Multithreading adds to complexity and can lead to bugs that are random & really hard to track down. 

Also, keep in mind that for games the performance bottleneck is usually in rendering but Java2D takes care of this by using the computer's 2 processors - the CPU & GPU - and you get this by default without even knowing it!  It will be cool when Graphics cards are multi-cored.

Interestingly, on my dual-core 2.8GHz box my 2D game runs 40-100% faster in software mode than in accelerated DirectDraw mode, with the Java2D OpenGL pipeline being slightly slower (but the Mustang J2D OGL pipe line is faster than software mode  Smiley ).

Offline whome

Junior Duke




Carte Noir Java


« Reply #11 - Posted 2006-09-03 09:31:58 »

in the recent past my game loop was like this:
while(true) { 
    //handle user input
    //handle AI
    //render
}

right now i'm thinking of something like this
while(true) {
   //handle input
  //handle AI(every object in his own java.util.lang.thread )
  //render scene( opengl is one thread no MP things here
}

What I find most challenging task is having an efficient sharing of object state between gameThread and rendererThread. And no, I have not implemented such multithreaded game.

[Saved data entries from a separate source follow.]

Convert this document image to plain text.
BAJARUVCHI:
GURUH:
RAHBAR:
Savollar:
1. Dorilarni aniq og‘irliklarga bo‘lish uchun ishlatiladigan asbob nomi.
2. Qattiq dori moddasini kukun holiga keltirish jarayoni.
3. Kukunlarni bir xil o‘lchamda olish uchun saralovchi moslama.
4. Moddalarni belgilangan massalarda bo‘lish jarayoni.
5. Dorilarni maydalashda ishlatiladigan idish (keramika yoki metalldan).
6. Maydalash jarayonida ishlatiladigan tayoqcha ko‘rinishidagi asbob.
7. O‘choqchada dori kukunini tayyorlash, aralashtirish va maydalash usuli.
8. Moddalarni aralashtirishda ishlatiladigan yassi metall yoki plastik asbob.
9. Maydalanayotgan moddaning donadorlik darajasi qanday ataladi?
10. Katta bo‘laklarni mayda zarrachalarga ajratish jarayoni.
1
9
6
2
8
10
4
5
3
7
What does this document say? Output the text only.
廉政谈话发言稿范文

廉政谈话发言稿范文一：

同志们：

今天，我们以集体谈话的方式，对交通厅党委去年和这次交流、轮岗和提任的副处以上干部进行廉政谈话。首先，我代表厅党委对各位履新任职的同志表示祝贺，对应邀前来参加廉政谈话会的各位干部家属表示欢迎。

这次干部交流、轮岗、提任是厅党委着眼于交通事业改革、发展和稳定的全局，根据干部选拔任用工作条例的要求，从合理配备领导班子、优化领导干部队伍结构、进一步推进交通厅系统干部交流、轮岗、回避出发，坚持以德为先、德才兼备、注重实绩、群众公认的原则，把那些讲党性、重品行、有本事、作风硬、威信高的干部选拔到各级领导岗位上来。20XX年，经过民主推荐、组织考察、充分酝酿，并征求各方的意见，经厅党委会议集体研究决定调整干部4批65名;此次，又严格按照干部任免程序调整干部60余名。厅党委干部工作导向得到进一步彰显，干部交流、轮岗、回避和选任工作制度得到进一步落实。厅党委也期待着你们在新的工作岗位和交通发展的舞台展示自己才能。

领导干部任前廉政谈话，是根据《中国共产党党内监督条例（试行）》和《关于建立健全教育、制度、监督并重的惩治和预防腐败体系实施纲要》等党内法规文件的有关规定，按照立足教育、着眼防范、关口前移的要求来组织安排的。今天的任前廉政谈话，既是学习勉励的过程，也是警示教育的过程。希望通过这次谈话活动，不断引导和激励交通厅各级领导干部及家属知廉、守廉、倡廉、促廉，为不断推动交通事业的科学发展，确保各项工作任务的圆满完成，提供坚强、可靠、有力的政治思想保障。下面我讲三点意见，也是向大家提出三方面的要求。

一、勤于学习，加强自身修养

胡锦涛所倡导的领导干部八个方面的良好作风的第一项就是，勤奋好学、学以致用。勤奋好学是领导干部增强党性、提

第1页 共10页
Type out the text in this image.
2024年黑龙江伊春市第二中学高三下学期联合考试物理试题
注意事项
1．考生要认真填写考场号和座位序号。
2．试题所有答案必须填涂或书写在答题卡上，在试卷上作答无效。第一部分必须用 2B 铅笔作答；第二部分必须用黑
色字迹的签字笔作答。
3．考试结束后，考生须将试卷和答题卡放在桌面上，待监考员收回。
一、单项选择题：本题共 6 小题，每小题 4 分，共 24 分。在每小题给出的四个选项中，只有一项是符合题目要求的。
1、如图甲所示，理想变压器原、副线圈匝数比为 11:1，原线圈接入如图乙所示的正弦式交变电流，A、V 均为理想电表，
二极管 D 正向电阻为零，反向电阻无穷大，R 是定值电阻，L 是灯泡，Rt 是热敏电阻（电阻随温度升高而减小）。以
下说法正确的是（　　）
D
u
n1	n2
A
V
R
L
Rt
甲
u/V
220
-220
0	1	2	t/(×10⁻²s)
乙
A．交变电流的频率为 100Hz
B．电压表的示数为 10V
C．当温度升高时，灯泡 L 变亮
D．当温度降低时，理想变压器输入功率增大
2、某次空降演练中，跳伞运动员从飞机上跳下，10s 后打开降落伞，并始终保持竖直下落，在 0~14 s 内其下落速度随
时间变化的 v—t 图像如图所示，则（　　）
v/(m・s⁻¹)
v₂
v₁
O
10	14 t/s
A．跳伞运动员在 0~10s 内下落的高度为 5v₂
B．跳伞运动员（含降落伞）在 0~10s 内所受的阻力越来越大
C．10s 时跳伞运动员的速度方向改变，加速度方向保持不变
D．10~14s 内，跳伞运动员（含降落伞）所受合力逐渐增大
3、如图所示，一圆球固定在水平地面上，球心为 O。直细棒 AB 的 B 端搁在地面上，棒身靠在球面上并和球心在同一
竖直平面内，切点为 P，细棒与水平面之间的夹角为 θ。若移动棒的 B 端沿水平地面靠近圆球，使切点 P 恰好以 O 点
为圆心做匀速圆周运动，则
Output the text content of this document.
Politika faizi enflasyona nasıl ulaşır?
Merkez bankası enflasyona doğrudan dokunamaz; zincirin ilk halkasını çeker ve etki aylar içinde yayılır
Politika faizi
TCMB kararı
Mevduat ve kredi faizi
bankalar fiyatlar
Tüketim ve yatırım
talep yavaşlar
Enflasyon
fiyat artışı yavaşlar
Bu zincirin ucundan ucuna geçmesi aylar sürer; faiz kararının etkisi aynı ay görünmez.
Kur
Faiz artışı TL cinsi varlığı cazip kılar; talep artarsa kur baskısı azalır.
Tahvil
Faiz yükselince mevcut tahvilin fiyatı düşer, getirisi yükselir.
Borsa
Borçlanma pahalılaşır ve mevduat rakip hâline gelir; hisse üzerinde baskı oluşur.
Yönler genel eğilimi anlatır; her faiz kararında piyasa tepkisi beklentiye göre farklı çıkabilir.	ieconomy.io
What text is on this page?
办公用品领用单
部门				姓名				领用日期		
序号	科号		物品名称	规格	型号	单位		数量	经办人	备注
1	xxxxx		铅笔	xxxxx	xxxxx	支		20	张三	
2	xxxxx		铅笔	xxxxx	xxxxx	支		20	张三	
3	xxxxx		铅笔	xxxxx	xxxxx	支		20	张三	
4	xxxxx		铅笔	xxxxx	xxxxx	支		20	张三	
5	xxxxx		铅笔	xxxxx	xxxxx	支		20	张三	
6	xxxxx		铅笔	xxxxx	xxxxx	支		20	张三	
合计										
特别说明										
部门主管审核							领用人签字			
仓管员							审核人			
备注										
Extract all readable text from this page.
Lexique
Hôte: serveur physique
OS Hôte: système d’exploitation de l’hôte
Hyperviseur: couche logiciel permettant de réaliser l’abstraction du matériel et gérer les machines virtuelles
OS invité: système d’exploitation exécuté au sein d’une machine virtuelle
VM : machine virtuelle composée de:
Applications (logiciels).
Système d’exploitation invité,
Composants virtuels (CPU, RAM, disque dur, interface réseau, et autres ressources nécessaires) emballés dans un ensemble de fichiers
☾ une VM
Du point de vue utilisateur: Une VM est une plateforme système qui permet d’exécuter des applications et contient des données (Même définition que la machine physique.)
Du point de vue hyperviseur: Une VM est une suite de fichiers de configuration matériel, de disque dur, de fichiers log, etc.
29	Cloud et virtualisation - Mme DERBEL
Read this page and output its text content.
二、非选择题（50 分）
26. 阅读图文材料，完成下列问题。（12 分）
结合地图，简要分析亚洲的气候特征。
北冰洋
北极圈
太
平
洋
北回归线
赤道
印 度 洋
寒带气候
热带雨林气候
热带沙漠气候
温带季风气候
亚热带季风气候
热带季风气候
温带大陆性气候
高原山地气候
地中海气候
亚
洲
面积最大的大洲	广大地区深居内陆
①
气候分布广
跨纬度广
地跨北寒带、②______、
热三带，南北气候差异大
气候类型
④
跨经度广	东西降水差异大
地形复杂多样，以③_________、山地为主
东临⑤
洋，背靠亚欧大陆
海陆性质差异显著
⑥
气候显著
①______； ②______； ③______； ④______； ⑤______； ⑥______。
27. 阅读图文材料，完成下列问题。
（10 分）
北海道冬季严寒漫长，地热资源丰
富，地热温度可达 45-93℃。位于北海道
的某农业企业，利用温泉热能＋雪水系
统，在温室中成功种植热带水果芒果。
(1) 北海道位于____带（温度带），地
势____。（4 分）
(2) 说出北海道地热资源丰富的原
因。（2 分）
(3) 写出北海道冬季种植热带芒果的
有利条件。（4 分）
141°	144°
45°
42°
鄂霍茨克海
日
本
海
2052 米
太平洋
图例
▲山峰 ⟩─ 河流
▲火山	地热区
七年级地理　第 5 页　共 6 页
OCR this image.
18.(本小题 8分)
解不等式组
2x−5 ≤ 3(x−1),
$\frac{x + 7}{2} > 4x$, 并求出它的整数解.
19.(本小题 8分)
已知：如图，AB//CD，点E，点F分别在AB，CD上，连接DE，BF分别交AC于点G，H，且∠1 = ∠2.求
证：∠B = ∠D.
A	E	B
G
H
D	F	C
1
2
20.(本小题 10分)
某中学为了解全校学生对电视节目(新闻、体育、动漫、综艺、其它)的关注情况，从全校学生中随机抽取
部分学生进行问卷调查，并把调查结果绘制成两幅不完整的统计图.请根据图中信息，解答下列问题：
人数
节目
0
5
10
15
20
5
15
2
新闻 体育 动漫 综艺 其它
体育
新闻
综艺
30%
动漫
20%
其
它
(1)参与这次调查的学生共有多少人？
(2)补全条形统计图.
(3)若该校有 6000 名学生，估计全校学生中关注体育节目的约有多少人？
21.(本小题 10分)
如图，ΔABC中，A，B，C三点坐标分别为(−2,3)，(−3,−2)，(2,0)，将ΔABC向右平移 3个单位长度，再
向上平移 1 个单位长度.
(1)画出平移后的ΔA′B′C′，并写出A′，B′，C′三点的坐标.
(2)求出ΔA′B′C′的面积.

gameThread updates state attributes myCar.x, myCar.y, myCar.z, etc... and rendererThread iterates a list of objects and render the scene. Attributes must be synchronized not to be changed in a next gameThread loop while renderer is still using objects. You will ruin per-frame integrity quite easily.

Maybe you could have two or more statepools within each object and threads swap currentRendering and currentUpdate statepools (like doublebuffered thingie for state variables).
Offline Chris61182

Junior Duke





« Reply #12 - Posted 2006-09-19 14:54:28 »

It will be cool when Graphics cards are multi-cored.

Well depending on how you look at it they already are. But in reality lets all hope that they never get multi-cored in the same way that CPUs are, all that would do is reduce the number of pipelines you could have on a single chip or introduce other inefficiencies that the current multi-board setups have.